Six African Americans With New Roles in Higher Education

Patrick O. Lindsey was appointed vice president for government and community affairs at Wayne State University in Detroit. The appointment is effective on January 1. He has been serving as director of external relations and development for Detroit-based Focus: HOPE. Previously, he worked for Chrysler for 20 years.

Lindsey is a graduate of the University of Michigan. He also serves as pastor of the Greater Bibleway Baptist Church.

Taffye Benson Clayton was named vice provost for diversity and multicultural affairs at the University of North Carolina at Chapel Hill. The appointment is effective February 1. Since 2009, she has served as associate provost for equity, diversity, and community relations at East Carolina University.

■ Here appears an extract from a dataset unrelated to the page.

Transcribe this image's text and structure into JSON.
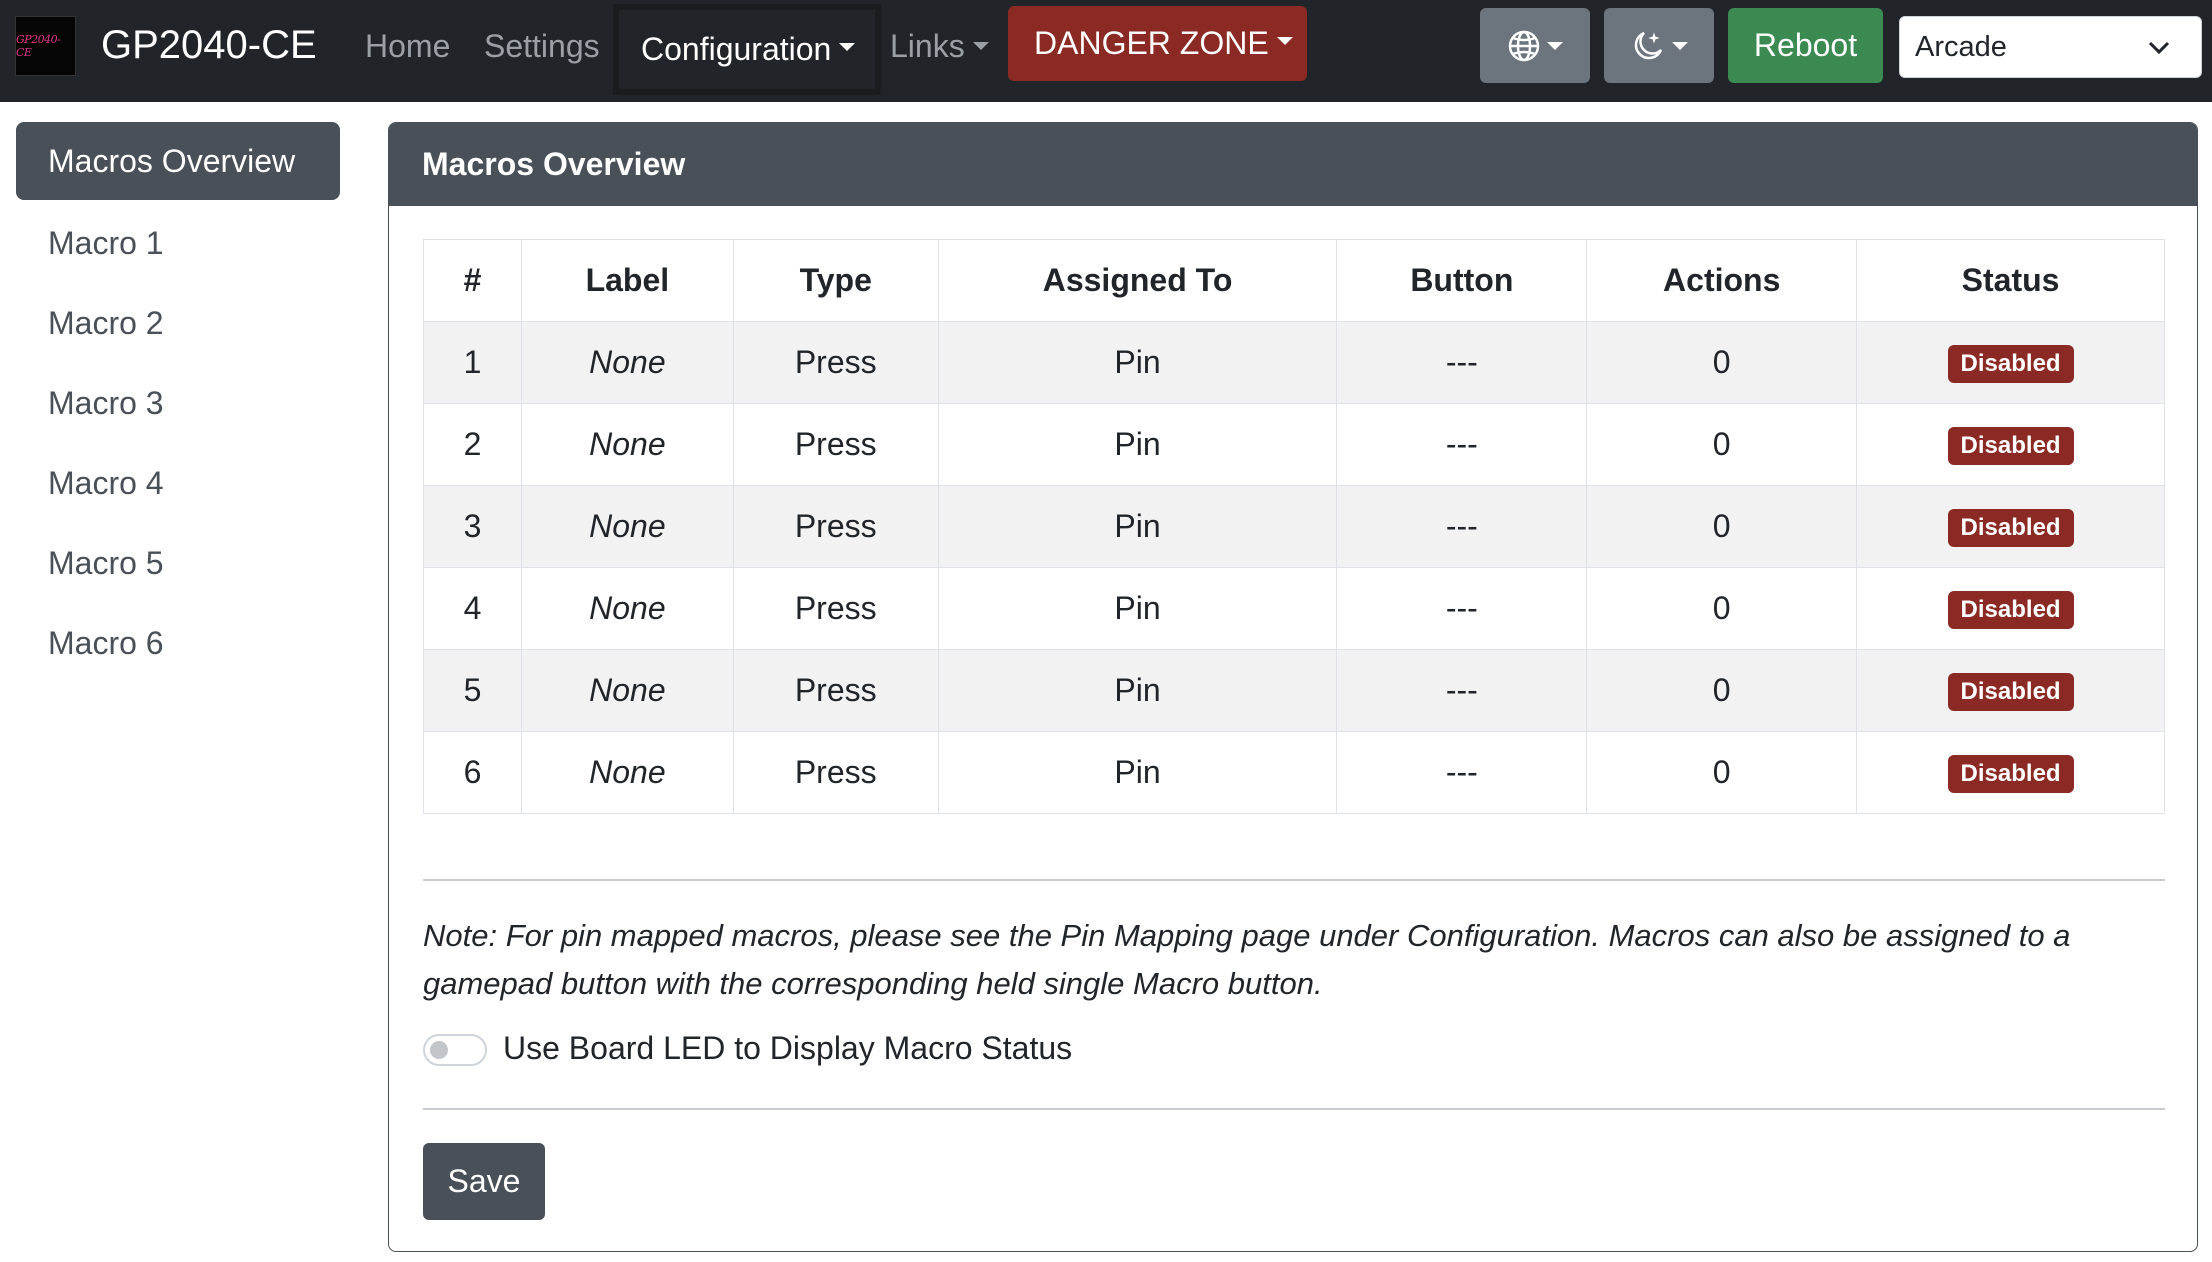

Dr. Clayton is a graduate of the University of North Carolina at Chapel Hill. She holds a master’s degree from American University in Washington, D.C., and a doctorate in educational leadership from East Carolina University.

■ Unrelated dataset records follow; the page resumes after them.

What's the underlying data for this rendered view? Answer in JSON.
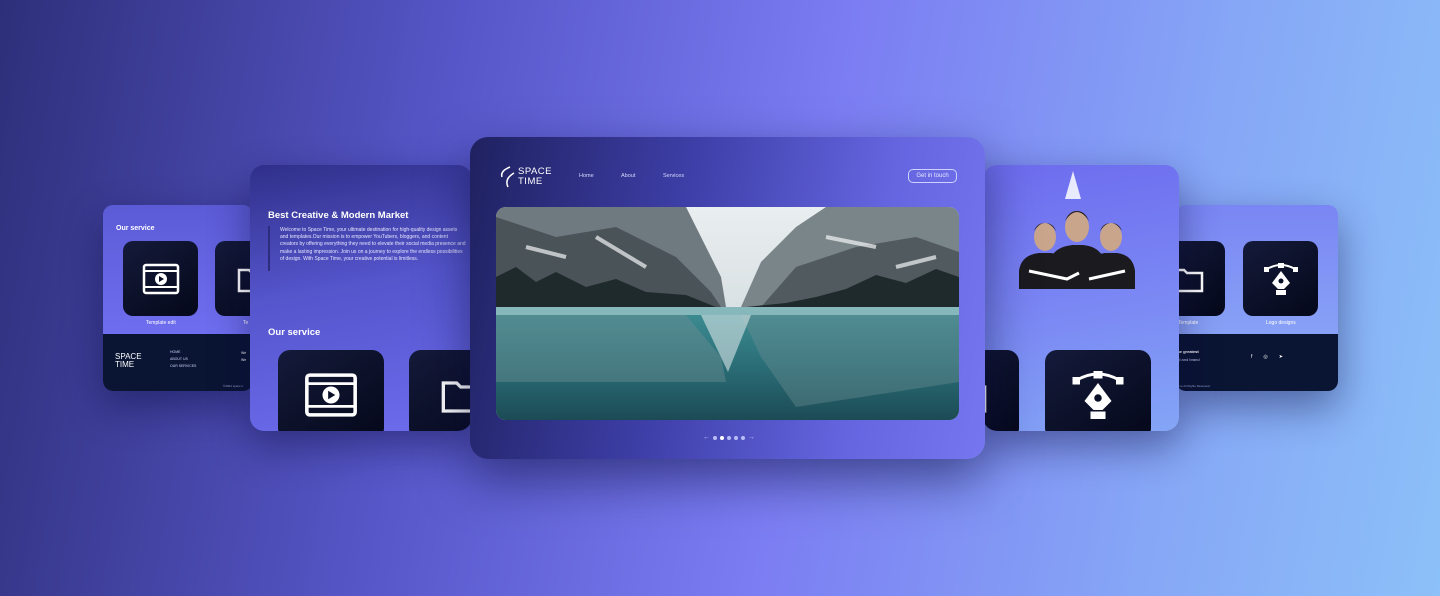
{
  "page": {
    "background_colors": [
      "#2e2f7a",
      "#7b7cf2",
      "#8cc0f8"
    ]
  },
  "brand": {
    "line1": "SPACE",
    "line2": "TIME"
  },
  "far_left_card": {
    "section_title": "Our service",
    "tiles": [
      {
        "icon": "video-icon",
        "caption": "Template edit"
      },
      {
        "icon": "folder-icon",
        "caption": "Te"
      }
    ],
    "footer": {
      "links": [
        "HOME",
        "ABOUT US",
        "OUR SERVICES"
      ],
      "more": [
        "We",
        "We"
      ],
      "copyright": "©2024 space ti"
    }
  },
  "left_card": {
    "heading": "Best Creative & Modern Market",
    "paragraph": "Welcome to Space Time, your ultimate destination for high-quality design assets and templates.Our mission is to empower YouTubers, bloggers, and content creators by offering everything they need to elevate their social media presence and make a lasting impression. Join us on a journey to explore the endless possibilities of design. With Space Time, your creative potential is limitless.",
    "section_title": "Our service",
    "tiles": [
      {
        "icon": "video-icon"
      },
      {
        "icon": "folder-icon"
      }
    ]
  },
  "main_card": {
    "nav": [
      {
        "label": "Home"
      },
      {
        "label": "About"
      },
      {
        "label": "Services"
      }
    ],
    "cta": "Get in touch",
    "hero_image": "mountain-lake-reflection",
    "pager": {
      "count": 5,
      "active": 2
    }
  },
  "right_card": {
    "image": "team-of-three-men",
    "tiles": [
      {
        "icon": "folder-icon"
      },
      {
        "icon": "pen-tool-icon"
      }
    ]
  },
  "far_right_card": {
    "tiles": [
      {
        "icon": "folder-icon",
        "caption": "Template"
      },
      {
        "icon": "pen-tool-icon",
        "caption": "Logo designs"
      }
    ],
    "footer": {
      "head1": "the greatest",
      "head2": "nd and brand",
      "social": [
        "f",
        "◎",
        "➤"
      ],
      "copyright": "Time All Rights Reserved"
    }
  }
}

Janine E. McDuffie is the new director of human resources and payroll systems at Winston-Salem State University in North Carolina. She was a business process analyst in the general administration offices of the University of North Carolina System.

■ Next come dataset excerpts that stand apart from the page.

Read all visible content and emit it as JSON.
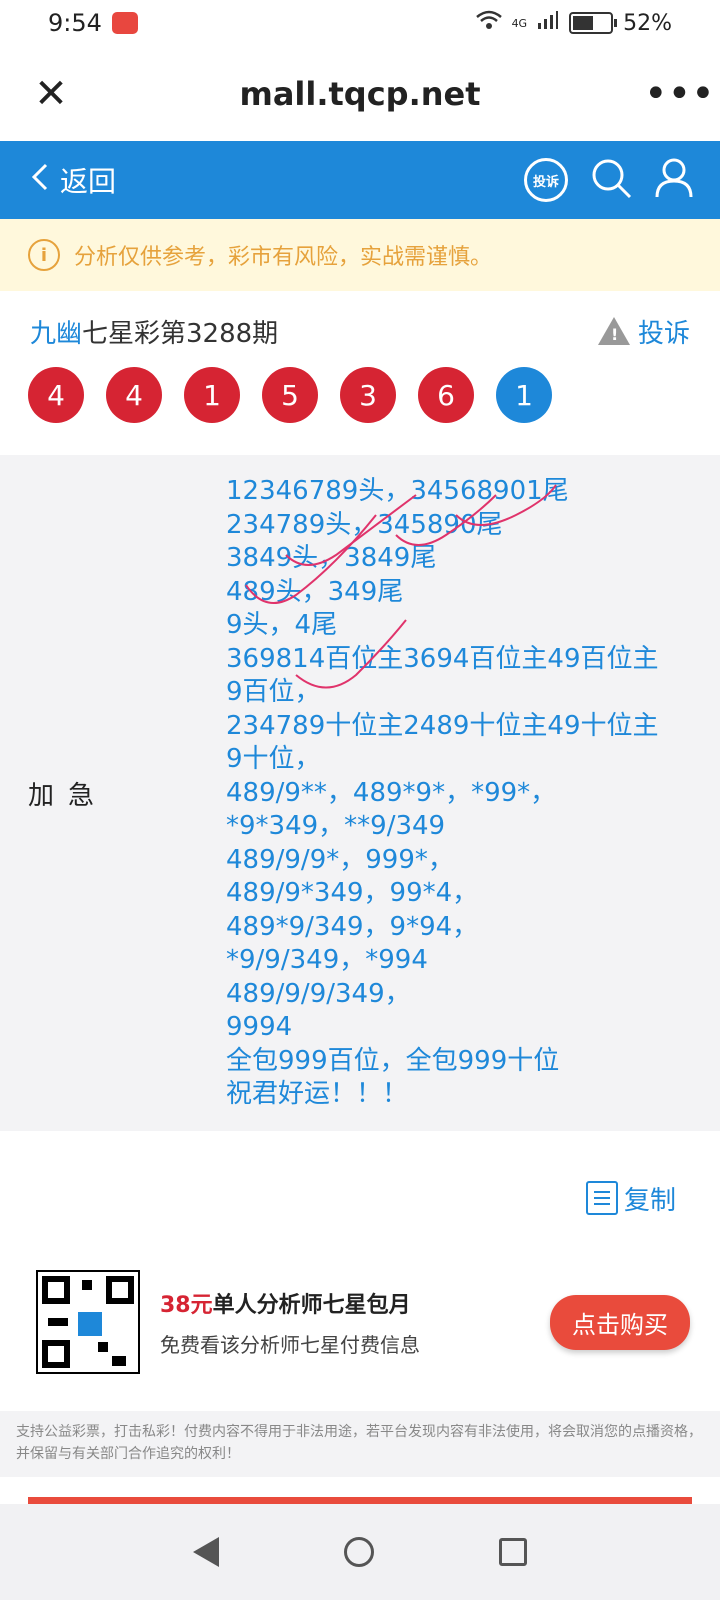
{
  "status": {
    "time": "9:54",
    "network": "4G",
    "battery": "52%"
  },
  "browser": {
    "url": "mall.tqcp.net",
    "close": "✕",
    "more": "•••"
  },
  "header": {
    "back_label": "返回",
    "complain_label": "投诉"
  },
  "notice": {
    "text": "分析仅供参考，彩市有风险，实战需谨慎。"
  },
  "post": {
    "author": "九幽",
    "title": "七星彩第3288期",
    "report_label": "投诉",
    "balls": [
      "4",
      "4",
      "1",
      "5",
      "3",
      "6",
      "1"
    ],
    "label": "加急",
    "lines": [
      "12346789头，34568901尾",
      "234789头，345890尾",
      "3849头，3849尾",
      "489头，349尾",
      "9头，4尾",
      "369814百位主3694百位主49百位主",
      "9百位，",
      "234789十位主2489十位主49十位主",
      "9十位，",
      "489/9**，489*9*，*99*，",
      "*9*349，**9/349",
      "489/9/9*，999*，",
      "489/9*349，99*4，",
      "489*9/349，9*94，",
      "*9/9/349，*994",
      "489/9/9/349，",
      "9994",
      "全包999百位，全包999十位",
      "祝君好运！！！"
    ]
  },
  "copy": {
    "label": "复制"
  },
  "promo": {
    "price": "38元",
    "title": "单人分析师七星包月",
    "subtitle": "免费看该分析师七星付费信息",
    "button": "点击购买"
  },
  "disclaimer": "支持公益彩票，打击私彩！付费内容不得用于非法用途，若平台发现内容有非法使用，将会取消您的点播资格，并保留与有关部门合作追究的权利！"
}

Previously, she held human resources positions at North Carolina Central University and Fayetteville State University.

Choquette Hamilton was named associate director of development for the African and African diaspora studies department at the University of Texas. She was executive director of student diversity initiatives and director of the Multicultural Engagement Center at the University of Texas.

Here is a video of Hamilton discussing her earlier work at the University of Texas.

Hamilton is a graduate of the University of Texas at Austin. She holds a master’s degree in elementary education from St. Joseph’s University and a master’s degree in government administration from the University of Pennsylvania. She is currently working on her doctorate in educational policy and planning.

Rodney Gaines, associate professor in the department of health, physical education, recreation, dance, and sport management at Virginia State University, was elected president of the Virginia Association for Health, Physical Education, Recreation and Dance. He will be the second African-American to lead the organization in its 75-year history.

Dr. Gaines holds bachelor’s, master’s, and doctoral degrees from Virginia Polytechnic Institute and State University.

Robert Hassell was appointed associate vice chancellor for police and public safety at Fayetteville State University in North Carolina. He has been serving as chief of police in Hope Mills, North Carolina.

Chief Hassell is a graduate of Mount Olive College. He holds a master of public administration degree from Central Michigan University and is currently studying for a doctorate in organizational management and leadership with the University of Phoenix.